Si no entendemos ese telón de fondo sociohistórico o, dicho en termino político, dinámica sabionda de Haití, siempre, aunque tengamos -y hayamos demostrado la más coherente y manifiesta solidaridad con Haití-, ese factor fáctico o dinámica geopolítica nos pondrá contra la pared y nos venderá como los responsables de parte, o chivo expiatorio, de su desgracia (“desarrollo del subdesarrollo” Gerard Pierre Charles) en el entendido o lógica siniestra de ser dizque ejecutor de un “racismo estructural” cuando ha sido Haití el agresor-supresor histórico -1822-1844- y el que en su Constitución plasmó, por las razones que fueren -y en disimiles momentos históricos-, que ningún blanco podía ser propietario ni gobernar en su territorio. Y nos preguntamos: ¿Acaso, esa categoría o consignación constitucional no es -o fue- “racismo estructural-constitucional o “Apartheid”? O tal vez Mario Vargas Llosa, nunca leyó la Constitución haitiana.

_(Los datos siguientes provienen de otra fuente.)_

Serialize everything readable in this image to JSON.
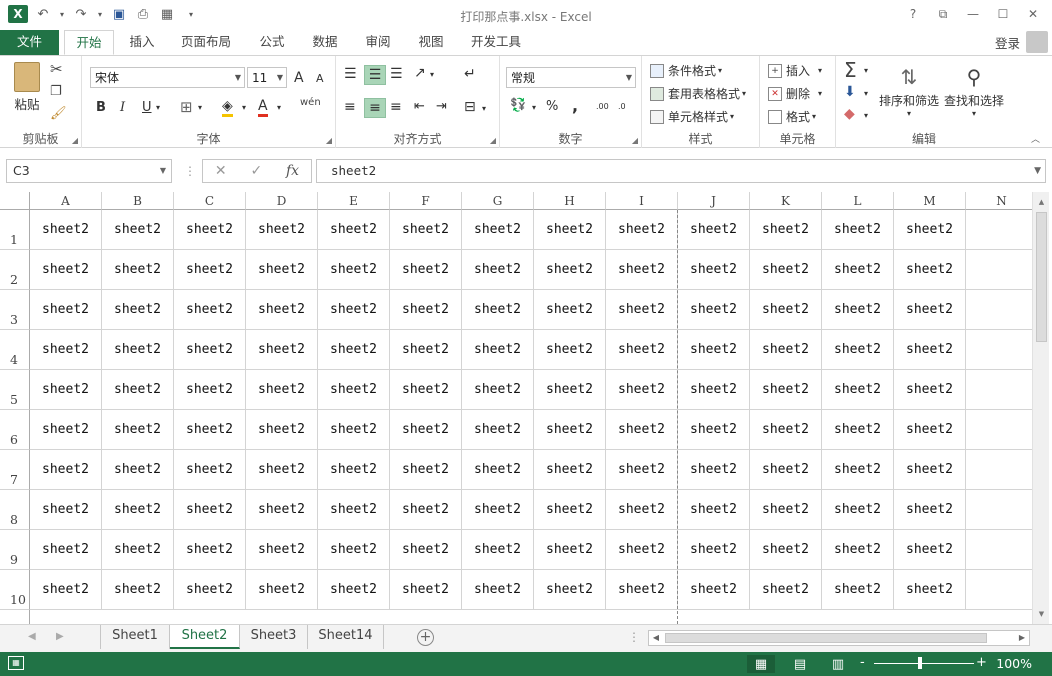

Lamentablemente, y me duele admitirlo, el único presidente contemporáneo nuestro que sabía y dominaba esa estrategia o dinámica geopolítica haitiana, era Joaquín Balaguer, pues en vez de ser usado o engañado por esa estratagema -de reunirse sin la presencia de un tercero imparcial- usó el tema Haití, hábilmente, para distraer tensión social coyuntural nacional con leyenda de vudú -en su interpretación-apelación balagueriana, hechicería- o amenaza latente del vecino para exacerbar el nacionalismo y, de paso, lograr objetivos políticos-electorales que es, precisamente, a lo que juega el ex primer ministro, otrora interino, canciller y, en algún momento, primer ministro de facto, Claude Joseph, en su afán de sostener sus aspiraciones presidenciales sobre la base de alimentar rivalidades ancestrales e históricas entre los dos países -más que nada, la recurrencia a esa dinámica geopolítica de victimización- y haciendo comparaciones sobre violencia e inseguridad, insostenibles, pero de mucha atención internacional y de consumo-hoguera interna. En otras palabras, pura irresponsabilidad política.
En consecuencia, es de suma urgencia ajustar, de una vez por todas, nuestra política diplomática y geopolítica sobre Haití y tener más claro que sus actores políticos y diplomáticos no son de fiar en el diálogo bilateral sin la presencia, como condición sine qua non, de un tercero internacional imparcial y una publicación o declaración conjunta sobre lo tratado -justamente, para evitar interpretaciones ambiguas o lo no acordado-; y enfatizando, en la comunidad internacional -y en plano nacional-, que esa será la norma por excelencia y preferencia dominicana en el diálogo necesario e ineludible con Haití por razones geográficas, de frontera, intercambio comercial, de idiomas e idiosincráticas; pero, más que todo, por estar obligados a entendernos de buena fe y priorizando las buenas prácticas migratorias desde una soberanía innegociable.
Así nos ahorraríamos contratiempos, trampas y, sobre todo, desarmaríamos la recurrente estrategia haitiana de siempre vendernos como los malos, incumplidores o responsables, en parte, de su drama socioeconómico (“desarrollo del subdesarrollo” y crisis sociopolítica-electoral permanente), pues con ellos siempre será como tituló Giovanni Sartorio en su último libro “La carrera hacia ninguna parte”. Por supuesto, hasta que cambiemos la dinámica diplomática en el diálogo con Haití y su clase política.